User accounts are one of the basic tools for managing a Windows server. As a network administrator, you spend a large percentage of your time dealing with user accounts-creating new ones, deleting expired ones, resetting passwords for forgetful users, granting new access rights, and so on. Before I get into the specific procedures of creating and managing user accounts, this section presents an overview of user accounts and how they work.
A local account is a user account that is stored on a particular computer and applies to only that computer. Typically, each computer on your network has a local account for each person who uses that computer.

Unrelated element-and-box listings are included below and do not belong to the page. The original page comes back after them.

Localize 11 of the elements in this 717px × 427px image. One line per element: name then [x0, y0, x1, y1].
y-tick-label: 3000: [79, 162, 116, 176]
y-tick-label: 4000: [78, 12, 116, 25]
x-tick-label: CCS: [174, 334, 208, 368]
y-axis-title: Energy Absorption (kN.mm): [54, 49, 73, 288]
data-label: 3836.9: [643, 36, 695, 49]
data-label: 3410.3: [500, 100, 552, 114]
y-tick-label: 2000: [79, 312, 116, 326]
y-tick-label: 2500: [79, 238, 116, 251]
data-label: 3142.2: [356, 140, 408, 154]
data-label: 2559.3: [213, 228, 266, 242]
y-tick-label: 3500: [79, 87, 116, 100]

In contrast, a domain account is a user account that is stored by Active Directory and can be accessed from any computer that's a part of the domain. Domain accounts are centrally managed. This chapter deals primarily with setting up and maintaining domain accounts.
Every user account has a number of important account properties that specify the characteristics of the account. The three most important account properties are
Username: A unique name that identifies the account. The user must enter her username when logging on to the network.
REMEMBER | The username is public information. Other network users can (and often, should) find out your username. |
Password: A secret word needed to access the account.
Tip | You can set up Windows to enforce password policies, such as |
The minimum length of the password
Whether the password must contain both letters and numerals
How frequently the user must change the password
Group membership: Indicates the group or groups to which the user account belongs. Group memberships are the key to granting access rights to users so that they can
Access network resources, such as file shares or printers
Perform network tasks, such as creating new user accounts or backing up the server
Tip | Groups are a handy way to send e-mail to multiple users. For example, if all users in your marketing department are members of a group named Marketing, you send them all an e-mail by addressing the mail to the Marketing group. |
Many other account properties record information about the user, such as her contact information and whether she's allowed to access the system only at certain times or from certain computers. I describe the most important of these features in later sections of this chapter.